Incluso en esos documentos se les cita como sospechosos de estar preparando
algún tipo de atentado. La razón es que muy probablemente se sabía todo antes,
y se conocía cómo iba a gestionarse la versión oficial.
¿Cree
usted que lo ocurrido fue debido a que hubo una total descoordinación entre las
fuerzas de seguridad estadounidenses, o que hay algo más detrás?
No, descoordinación no hubo, aunque el gobierno
americano ha sido muy ágil a la hora de hacernos creer que detrás de todo
aquello hubo una monstruosa negligencia de los servicios secretos. Pero a tenor
de las pistas que se han conocido y de muchas de las informaciones que he
manejado, no hay otra posibilidad que pensar que más que negligencia hubo
omisión deliberada de acción por parte de las fuerzas de seguridad.
¿Se
pudieron haber evitado los atentados del 11-S?
Pudieron haberse evitado, pero no interesó en
ningún momento. Y es que los atentados del 11-S han sido la excusa perfecta, la
justificación idónea, que ese sector siniestro del poder necesitaba para poner
en marcha una serie de planes establecidos con anterioridad a nivel militar, político
y económico.
Supongamos
que la versión que tenemos de los atentados del 11-S no fue la verdad, y que lo
que usted apunta en su libro tiene más verosimilitud. ¿Por qué se cometió
semejante barbarie? ¿Alguien sacaría beneficio con ello?

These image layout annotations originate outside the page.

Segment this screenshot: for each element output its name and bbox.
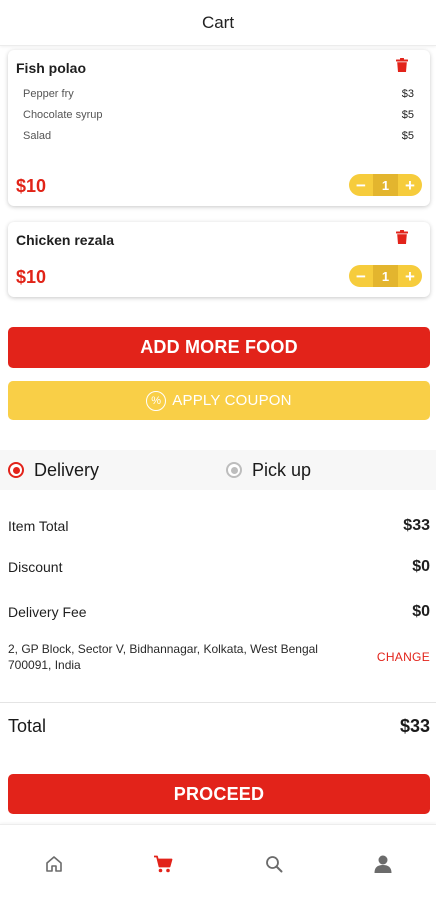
item-total-value: $33 [403, 517, 430, 534]
apply-coupon-label: APPLY COUPON [172, 392, 292, 409]
page-title: Cart [201, 12, 235, 32]
delivery-fee-label: Delivery Fee [8, 604, 87, 620]
discount-label: Discount [8, 559, 63, 575]
cart-item-card: Chicken rezala $10 − 1 + [8, 222, 430, 297]
quantity-stepper: − 1 + [349, 174, 422, 196]
discount-value: $0 [412, 558, 430, 575]
item-total-label: Item Total [8, 518, 69, 534]
quantity-value: 1 [373, 174, 398, 196]
item-name: Chicken rezala [16, 232, 115, 248]
change-address-link[interactable]: CHANGE [377, 650, 430, 664]
quantity-value: 1 [373, 265, 398, 287]
total-value: $33 [399, 716, 430, 736]
item-total-row: Item Total $33 [8, 517, 430, 535]
addon-name: Salad [23, 130, 52, 142]
quantity-stepper: − 1 + [349, 265, 422, 287]
pickup-label: Pick up [252, 459, 312, 480]
cart-item-card: Fish polao Pepper fry $3 Chocolate syrup… [8, 50, 430, 206]
decrement-button[interactable]: − [349, 174, 373, 196]
add-more-food-button[interactable]: ADD MORE FOOD [8, 327, 430, 368]
divider [0, 702, 436, 703]
apply-coupon-button[interactable]: % APPLY COUPON [8, 381, 430, 420]
addon-price: $5 [401, 109, 414, 121]
delivery-radio[interactable] [8, 462, 24, 478]
bottom-tab-bar [0, 824, 436, 900]
addon-name: Pepper fry [23, 88, 74, 100]
search-icon[interactable] [263, 853, 285, 875]
addon-price: $3 [401, 88, 414, 100]
addon-row: Pepper fry $3 [23, 88, 414, 100]
addon-name: Chocolate syrup [23, 109, 103, 121]
addon-row: Salad $5 [23, 130, 414, 142]
delete-icon[interactable] [396, 230, 408, 244]
delivery-label: Delivery [34, 459, 100, 480]
home-icon[interactable] [43, 853, 65, 875]
increment-button[interactable]: + [398, 174, 422, 196]
fulfillment-selector: Delivery Pick up [0, 450, 436, 490]
discount-row: Discount $0 [8, 558, 430, 576]
delivery-option[interactable]: Delivery [8, 450, 99, 490]
delivery-address: 2, GP Block, Sector V, Bidhannagar, Kolk… [8, 642, 318, 672]
profile-icon[interactable] [372, 853, 394, 875]
cart-icon[interactable] [152, 853, 174, 875]
total-label: Total [8, 716, 47, 736]
addon-price: $5 [401, 130, 414, 142]
item-price: $10 [16, 267, 47, 287]
addon-row: Chocolate syrup $5 [23, 109, 414, 121]
decrement-button[interactable]: − [349, 265, 373, 287]
proceed-button[interactable]: PROCEED [8, 774, 430, 814]
total-row: Total $33 [8, 716, 430, 737]
app-header: Cart [0, 0, 436, 46]
delivery-fee-row: Delivery Fee $0 [8, 603, 430, 621]
coupon-icon: % [146, 390, 167, 411]
item-price: $10 [16, 176, 47, 196]
delete-icon[interactable] [396, 58, 408, 72]
delivery-fee-value: $0 [412, 603, 430, 620]
increment-button[interactable]: + [398, 265, 422, 287]
item-name: Fish polao [16, 60, 86, 76]
pickup-radio[interactable] [226, 462, 242, 478]
pickup-option[interactable]: Pick up [226, 450, 311, 490]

Y si así fuese,
¿quién?
La lista de personas, instituciones y empresas
beneficiados del 11-S es más larga y extensa que la lista de víctimas directas
de los atentados.
Ese pudo ser el objetivo de la barbarie: obtener
unos dividendos tan amplios como espantosos. Empresas armamentísticas y
petrolíferas por un lado, sociedades de capital de riesgo por otro,
constructoras y empresas de servicios dispuestas a entrar en nuevos mercados
públicos como el de Irak, que se ha convertido en la mayor oportunidad
financiara a muchos niveles desde la Segunda Guerra Mundial, etc. Lo grave es
que cuando investigas quienes están detrás de esos beneficios, descubres que
son los mismos que dirigen los hilos de la política norteamericana, bien desde
el poder electo, bien desde la sombra. Basta con mirar las cuentas de algunas
de esas empresas.
¿Ejemplos? Muchos. Veamos: Halliburton es una
empresa de la que fue máximo mandamás el actual vicepresidente de EEUU. A esta
empresa se le han entregado contratas multimillonarias para la reconstrucción
de Irak, para el desarrollo de infraestructuras petrolíferas en Asia Central y
Oriente Medio, o para la ampliación física de la base de Guantánamo, en donde
se hacinan los presos capturados por EEUU. ¿Más casos? Lockhed Martin, empresa
armamentística que desde el 11-S y casi diariamente reciben contratos por
millones de dólares que le entrega el Gobierno para desarrollar nuevas armas o
para entregar al Ejército nuevos sistemas.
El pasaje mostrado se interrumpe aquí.